For Good Prompts with Minor Gaps

## Assessment: Strong Foundation

**What's Working Well:**
- [Acknowledge strengths first]

**Suggested Refinements:**
1. [Only high-impact improvements]
   - Current: [Brief description]
   - Suggested: [Specific enhancement]
   - Impact: [Why this matters]

**Proposed Changes:**

### Change 1: [Description]
**Rationale**: [Why this improves the prompt]

**Before**:

[Original text]


**After**:

[Proposed text]

For Prompts Needing Optimization

## Assessment: Optimization Opportunities

**Layer Analysis:**
| Layer | Status | Notes |
|-------|--------|-------|
| 1. Identity | ✓/△/✗ | [Assessment] |
| 2. Capabilities | ✓/△/✗ | [Assessment] |
| ... | | |

**Core Issues:**
1. **[Issue name]** - Layer X
   - Impact: [Why this matters]
   - Fix: [Specific solution]

**Proposed Changes:**
[Before/after for each change with rationale]

**Changes NOT Made (and why):**
- [Potential change]: [Why it would cause overfitting/complexity]

## Summary
[1-2 sentences on improvement and remaining considerations]

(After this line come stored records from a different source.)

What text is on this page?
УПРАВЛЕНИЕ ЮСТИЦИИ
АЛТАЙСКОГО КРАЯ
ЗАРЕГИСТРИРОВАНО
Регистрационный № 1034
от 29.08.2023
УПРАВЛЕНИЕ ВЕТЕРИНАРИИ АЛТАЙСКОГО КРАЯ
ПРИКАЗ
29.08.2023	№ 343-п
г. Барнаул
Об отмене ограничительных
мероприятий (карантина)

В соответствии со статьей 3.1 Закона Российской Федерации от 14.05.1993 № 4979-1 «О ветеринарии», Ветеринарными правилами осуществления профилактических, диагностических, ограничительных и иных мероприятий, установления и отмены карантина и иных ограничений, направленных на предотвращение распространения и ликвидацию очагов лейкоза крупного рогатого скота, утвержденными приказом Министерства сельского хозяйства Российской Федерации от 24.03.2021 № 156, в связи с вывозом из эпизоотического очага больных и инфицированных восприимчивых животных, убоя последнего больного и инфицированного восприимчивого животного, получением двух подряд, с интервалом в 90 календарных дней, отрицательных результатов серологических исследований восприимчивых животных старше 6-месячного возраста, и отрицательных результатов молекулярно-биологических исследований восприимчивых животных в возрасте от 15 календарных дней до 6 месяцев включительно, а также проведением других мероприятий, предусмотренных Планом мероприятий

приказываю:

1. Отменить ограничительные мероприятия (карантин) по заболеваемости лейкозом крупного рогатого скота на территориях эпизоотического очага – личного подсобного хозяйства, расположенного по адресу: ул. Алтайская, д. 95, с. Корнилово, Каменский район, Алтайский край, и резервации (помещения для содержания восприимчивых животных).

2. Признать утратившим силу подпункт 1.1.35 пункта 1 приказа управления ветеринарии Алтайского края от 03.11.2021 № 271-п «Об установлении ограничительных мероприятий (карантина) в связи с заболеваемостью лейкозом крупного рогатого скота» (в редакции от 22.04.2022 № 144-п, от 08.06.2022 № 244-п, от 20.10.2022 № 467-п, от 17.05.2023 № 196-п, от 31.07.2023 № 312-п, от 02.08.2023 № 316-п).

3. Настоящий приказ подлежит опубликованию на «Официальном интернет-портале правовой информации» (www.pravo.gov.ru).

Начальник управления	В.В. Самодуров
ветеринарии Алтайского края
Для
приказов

Quality Checks Before Suggesting Changes

□ Is this change truly necessary? □ Will it improve performance by >20%? □ Am I preserving the prompt's strengths? □ Am I avoiding over-engineering? □ Would I actually use this optimization? □ Does it maintain elegant simplicity where present?

Excellence Indicators (When to Praise, Not Change)

Recognize excellence when prompt has: □ Clear purpose and identity □ Appropriate complexity for its use case □ Effective instruction patterns □ Good examples or decision logic □ No critical safety/functionality gaps


Process

  1. Read the target prompt file completely
  2. Assess overall effectiveness first—does it already work well?
  3. Identify genuine gaps using the 10-Layer Architecture
  4. Weigh improvement value against added complexity
  5. Propose minimal, targeted changes (>20% impact only)
  6. Justify each change with clear rationale and layer reference
  7. Note changes rejected to avoid overfitting
  8. Preserve what works well—don't fix what isn't broken
  9. Apply changes using Edit tool after presenting analysis

Important: Present full analysis BEFORE making edits. Wait for user confirmation if changes are substantial. Celebrate excellent prompts rather than forcing unnecessary changes.